ISA students get a glimpse inside some of the city’s historic political buildings on Doors Open Days in September in Glasgow. Organized by the Glasgow Building Preservation Trust, the weekend event gives visitors and locals a chance to peek inside a few of the city’s most impressive institutions. Students visit the Glasgow High Court, the most important court in the city where notorious figures from Scottish history were tried. Students can also tour the Glasgow City Chambers, the headquarters of the Glasgow City Council.
Professional experiences provide exposure to professional development opportunities during an ISA program.
ISA students studying in Glasgow during the fall can take part in service learning through the department of Public Policy. Subject areas include: Children/Young People, Social Services, Women’s Issues, and Physical Care – just to name a few! The module gives students the opportunity to gain practical experience in welfare provision in Scotland through a placement with an organization. Tutorials are held to allow students the ability to critically reflect on their practical experiences in combination with and informed by their academic study.
Students have a resume building workshop with the ISA staff where they get hints and advice on how to use their study abroad experience to appeal to potential employers.

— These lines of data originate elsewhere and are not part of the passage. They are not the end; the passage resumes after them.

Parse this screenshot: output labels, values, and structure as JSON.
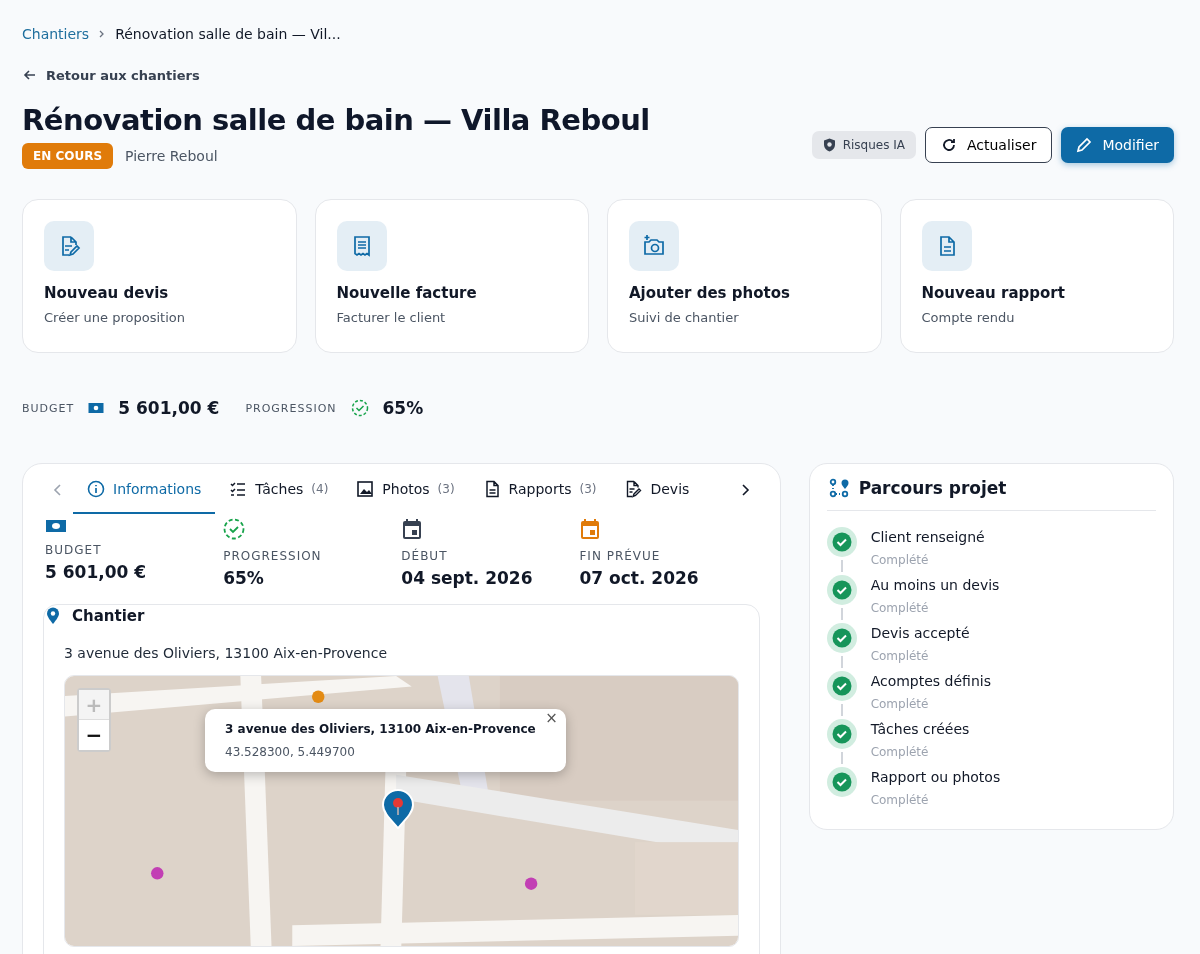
{
  "breadcrumb": {
    "link": "Chantiers",
    "current": "Rénovation salle de bain — Vil..."
  },
  "back_link": "Retour aux chantiers",
  "title": "Rénovation salle de bain — Villa Reboul",
  "status": {
    "label": "EN COURS",
    "color": "#e07b0a"
  },
  "client": "Pierre Reboul",
  "actions": [
    {
      "label": "Risques IA",
      "kind": "chip"
    },
    {
      "label": "Actualiser",
      "kind": "outline"
    },
    {
      "label": "Modifier",
      "kind": "primary"
    }
  ],
  "quick_actions": [
    {
      "title": "Nouveau devis",
      "subtitle": "Créer une proposition",
      "kind": "quote"
    },
    {
      "title": "Nouvelle facture",
      "subtitle": "Facturer le client",
      "kind": "invoice"
    },
    {
      "title": "Ajouter des photos",
      "subtitle": "Suivi de chantier"
    },
    {
      "title": "Nouveau rapport",
      "subtitle": "Compte rendu",
      "kind": "report"
    }
  ],
  "summary": [
    {
      "label": "BUDGET",
      "value": "5 601,00 €",
      "kind": "money"
    },
    {
      "label": "PROGRESSION",
      "value": "65%",
      "kind": "progress"
    }
  ],
  "tabs": [
    {
      "label": "Informations",
      "kind": "info",
      "selected": true
    },
    {
      "label": "Tâches",
      "count": "(4)",
      "kind": "tasks",
      "selected": false
    },
    {
      "label": "Photos",
      "count": "(3)",
      "kind": "photos",
      "selected": false
    },
    {
      "label": "Rapports",
      "count": "(3)",
      "kind": "reports",
      "selected": false
    },
    {
      "label": "Devis",
      "kind": "quote",
      "selected": false
    }
  ],
  "stats": [
    {
      "label": "BUDGET",
      "value": "5 601,00 €",
      "kind": "money"
    },
    {
      "label": "PROGRESSION",
      "value": "65%",
      "kind": "progress"
    },
    {
      "label": "DÉBUT",
      "value": "04 sept. 2026",
      "kind": "start"
    },
    {
      "label": "FIN PRÉVUE",
      "value": "07 oct. 2026",
      "kind": "end"
    }
  ],
  "site": {
    "title": "Chantier",
    "address": "3 avenue des Oliviers, 13100 Aix-en-Provence",
    "map": {
      "zoom_in": {
        "label": "+",
        "disabled": true
      },
      "zoom_out": {
        "label": "−",
        "disabled": false
      },
      "popup": {
        "title": "3 avenue des Oliviers, 13100 Aix-en-Provence",
        "coords": "43.528300, 5.449700",
        "close": "×"
      }
    }
  },
  "journey": {
    "title": "Parcours projet",
    "steps": [
      {
        "label": "Client renseigné",
        "status": "Complété",
        "done": true
      },
      {
        "label": "Au moins un devis",
        "status": "Complété",
        "done": true
      },
      {
        "label": "Devis accepté",
        "status": "Complété",
        "done": true
      },
      {
        "label": "Acomptes définis",
        "status": "Complété",
        "done": true
      },
      {
        "label": "Tâches créées",
        "status": "Complété",
        "done": true
      },
      {
        "label": "Rapport ou photos",
        "status": "Complété",
        "done": true
      }
    ]
  }
}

Students can also join one of many clubs and organizations on campus related to their academic majors, such as the Business Club and the Psychology Society. The clubs arrange lectures and social activities for the students, which connects them to other international students and the local Scottish community.
Environmental experiences expose students to different environmental aspects of the host country.

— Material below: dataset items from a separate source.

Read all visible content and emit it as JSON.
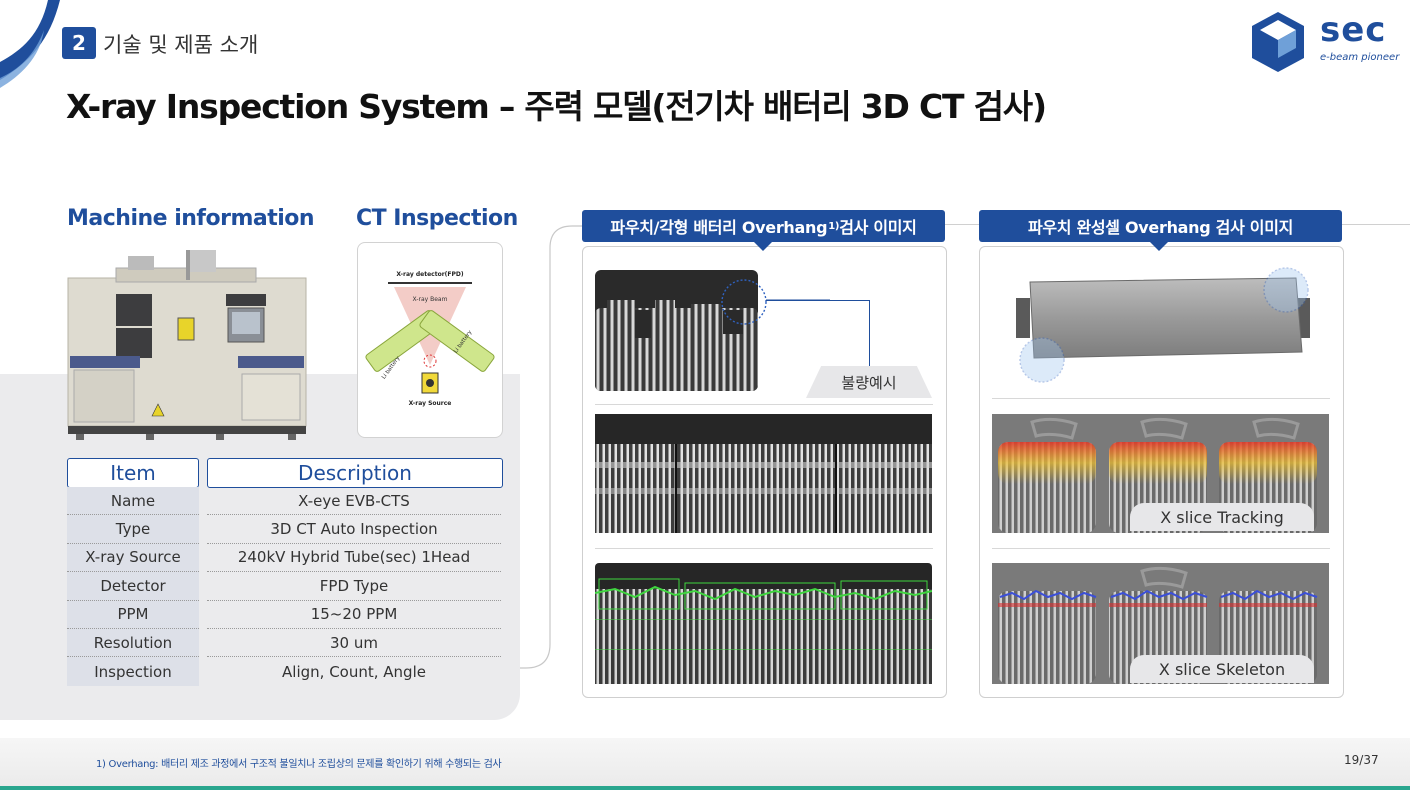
{
  "header": {
    "section_number": "2",
    "section_title": "기술 및 제품 소개",
    "main_title": "X-ray Inspection System – 주력 모델(전기차 배터리 3D CT 검사)"
  },
  "logo": {
    "word": "sec",
    "tagline": "e-beam pioneer",
    "color": "#1f4e9c"
  },
  "machine_info": {
    "heading": "Machine information"
  },
  "ct": {
    "heading": "CT Inspection",
    "detector_label": "X-ray detector(FPD)",
    "beam_label": "X-ray Beam",
    "battery_label": "Li battery",
    "source_label": "X-ray Source"
  },
  "spec_table": {
    "headers": {
      "item": "Item",
      "description": "Description"
    },
    "rows": [
      {
        "item": "Name",
        "description": "X-eye EVB-CTS"
      },
      {
        "item": "Type",
        "description": "3D CT Auto Inspection"
      },
      {
        "item": "X-ray Source",
        "description": "240kV Hybrid Tube(sec) 1Head"
      },
      {
        "item": "Detector",
        "description": "FPD Type"
      },
      {
        "item": "PPM",
        "description": "15~20 PPM"
      },
      {
        "item": "Resolution",
        "description": "30 um"
      },
      {
        "item": "Inspection",
        "description": "Align, Count, Angle"
      }
    ]
  },
  "left_panel": {
    "tag_text": "파우치/각형 배터리 Overhang",
    "tag_sup": "1)",
    "tag_suffix": " 검사 이미지",
    "defect_label": "불량예시"
  },
  "right_panel": {
    "tag_text": "파우치 완성셀 Overhang 검사 이미지",
    "tracking_label": "X slice Tracking",
    "skeleton_label": "X slice Skeleton"
  },
  "footer": {
    "footnote": "1) Overhang: 배터리 제조 과정에서 구조적 불일치나 조립상의 문제를 확인하기 위해 수행되는 검사",
    "page": "19/37"
  },
  "colors": {
    "primary": "#1f4e9c",
    "accent": "#2aa68e"
  }
}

Take in beautiful, mysterious Loch Ness, not far from Glasgow. This beautiful area is of course famously home to the illusive Loch Ness Monster and a great place to take a boat in search of the beast. Loch Ness is also a fantastic spot for hiking and views of the amazing Scottish countryside. ISA students go on an excursion to Loch Ness every semester, where they can spend the day exploring the Scottish Highlands. This excursion gives a comprehensive look inside Scottish culture and allows students to enjoy the natural landscapes of Scotland. Students studying abroad with ISA will not only learn more about Scottish history on this excursion, but also discover the different varied geological features of the country.
After classes, students can visit a park or garden in the city that has more green space than any other city in the United Kingdom. The beautiful Glasgow Botanic Gardens is the perfect place to wander on a warm afternoon or enjoy a cup of tea in the garden tearooms. Initially created in 1817 by a professor of botany at the University of Glasgow, the gardens were used primarily for events, but the plants were also used as provisions and teaching aids for medical and botanical classes.